Actually, I got 53 size because of its color. There was no 52 size ex-p with ST02 at that time in South Korea.
Moreover, as you can see the picture i posted on, my former bike, ridley, was somewhat small for me. Then I can assure quite a lot seatpost length, but It gave me not comfortable riding quality. 

I knew there is various type of fitting method like competitive fit, eddy fit, french fit etc.
My former fitting in the Ridley would be competitive fit, the type professional users mostly adopt. And my fitting for the Ex-p would be french fit, which assure enough toptube length for the comfortable driving performance.

I think there is no perfect answer for the fitting. Lance is 179cm high but I heard that he rides 59cm trek. It should be case by case. And I think your choice for the 52 size would be nice for you. I hope to see your fancy bike soon. ^^


Two questions enclosed,
1. in your post, (79 x .883 =) 69.5cm.
What does 69.5cm mean? is it a bbkt to the top of the saddle length? I'm curious. ^^

2. what do you recommand for the training wheels for me? Actually i didn't get it due to the annoyance of changing brake pad. ^^


haydos said:


> Hey Donovan,
> 
> You certainly made the right choice on the rims! What training wheels did you go with?
> 
> ...


----------



## fabsroman (Jul 14, 2006)

When you cut the chain, put it on the small chain ring and the smallest cog. Line it up so that there is no tension on it from the rear derailleur and then just pull it one link more to create a little bit of tension. You will rarely, if ever, be in this gear combo, and this will maximize the chain length for the rest of the gears. I find myself cross chaining in the big ring, big sprocket more often than the small ring, small sprocket. In fact, I don't think I have ever had any of my 10 speed bikes in the small, small combo ever.


----------



## haydos (Sep 17, 2007)

69.5cm would be the starting measurement of centre bbkt to top of saddle. Then tweak from there.

For training wheels you could go a couple of ways...

Factory Built ; Neutron ultra's would be my pick

Handbuilt : Record or DT240 hubs with a choice of the following rims. These are both no nonsence quality reliable hubs.

Tubular; Ambrosio Formula 

Clincher: Mavic Open Pro / Open Pro Ceramic

with DT Aerolite spokes in 32 or so lacing. IMO better than Sapim CX rays.

The handbuilts will be cheaper and easier to repair if and when they need to be. And they'll be more PRO:thumbsup: 

If you decide on tubs to train on Vittoria pave's would be an awesome tyre.
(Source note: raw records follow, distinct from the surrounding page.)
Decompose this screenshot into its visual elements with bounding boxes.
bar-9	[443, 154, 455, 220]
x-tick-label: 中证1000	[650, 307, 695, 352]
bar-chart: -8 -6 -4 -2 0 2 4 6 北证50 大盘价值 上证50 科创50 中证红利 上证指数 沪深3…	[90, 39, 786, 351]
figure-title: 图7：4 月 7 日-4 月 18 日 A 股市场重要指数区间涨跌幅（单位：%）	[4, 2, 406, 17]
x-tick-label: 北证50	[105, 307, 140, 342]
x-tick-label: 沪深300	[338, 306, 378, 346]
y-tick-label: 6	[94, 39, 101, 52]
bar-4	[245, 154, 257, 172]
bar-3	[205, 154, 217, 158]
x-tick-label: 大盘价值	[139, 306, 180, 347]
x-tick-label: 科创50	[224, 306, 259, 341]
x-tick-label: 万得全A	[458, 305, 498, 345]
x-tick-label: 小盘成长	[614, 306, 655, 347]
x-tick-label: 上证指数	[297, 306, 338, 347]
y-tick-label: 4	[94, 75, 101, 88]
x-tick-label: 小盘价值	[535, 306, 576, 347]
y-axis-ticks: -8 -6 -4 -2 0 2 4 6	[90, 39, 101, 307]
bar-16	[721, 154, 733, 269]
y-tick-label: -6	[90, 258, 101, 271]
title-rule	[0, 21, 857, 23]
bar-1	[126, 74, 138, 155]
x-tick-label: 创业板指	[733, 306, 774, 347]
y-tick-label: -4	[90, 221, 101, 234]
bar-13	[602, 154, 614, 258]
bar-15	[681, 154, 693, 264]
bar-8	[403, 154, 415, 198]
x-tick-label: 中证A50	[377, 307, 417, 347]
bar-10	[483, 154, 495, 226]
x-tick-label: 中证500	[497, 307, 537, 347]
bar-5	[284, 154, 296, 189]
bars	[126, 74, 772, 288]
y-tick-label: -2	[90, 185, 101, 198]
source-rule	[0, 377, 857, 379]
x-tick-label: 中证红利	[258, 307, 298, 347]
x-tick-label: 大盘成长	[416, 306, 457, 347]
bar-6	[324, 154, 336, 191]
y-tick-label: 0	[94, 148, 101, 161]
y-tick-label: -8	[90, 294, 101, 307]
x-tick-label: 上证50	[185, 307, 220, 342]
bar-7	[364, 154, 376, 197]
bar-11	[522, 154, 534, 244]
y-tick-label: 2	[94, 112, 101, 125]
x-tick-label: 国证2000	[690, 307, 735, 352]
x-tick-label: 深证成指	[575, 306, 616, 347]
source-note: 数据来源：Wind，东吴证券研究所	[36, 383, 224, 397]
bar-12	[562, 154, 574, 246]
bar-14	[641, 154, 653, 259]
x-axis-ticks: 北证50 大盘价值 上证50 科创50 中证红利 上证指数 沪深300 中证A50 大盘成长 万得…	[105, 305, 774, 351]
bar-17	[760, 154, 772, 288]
They only come in Green and it would suit your bike anyway.

If clincher, hard to go past GP4000s if the roads are bad, Schwalbe Ultremo's if the road surface is good.

Campy pads can be a bit of a pain to swap so i'd recommend an extra pair of brake shoes and just swap the whole lot out when you change the wheels. You'll surely spend most of your time on the training wheels anyway?


----------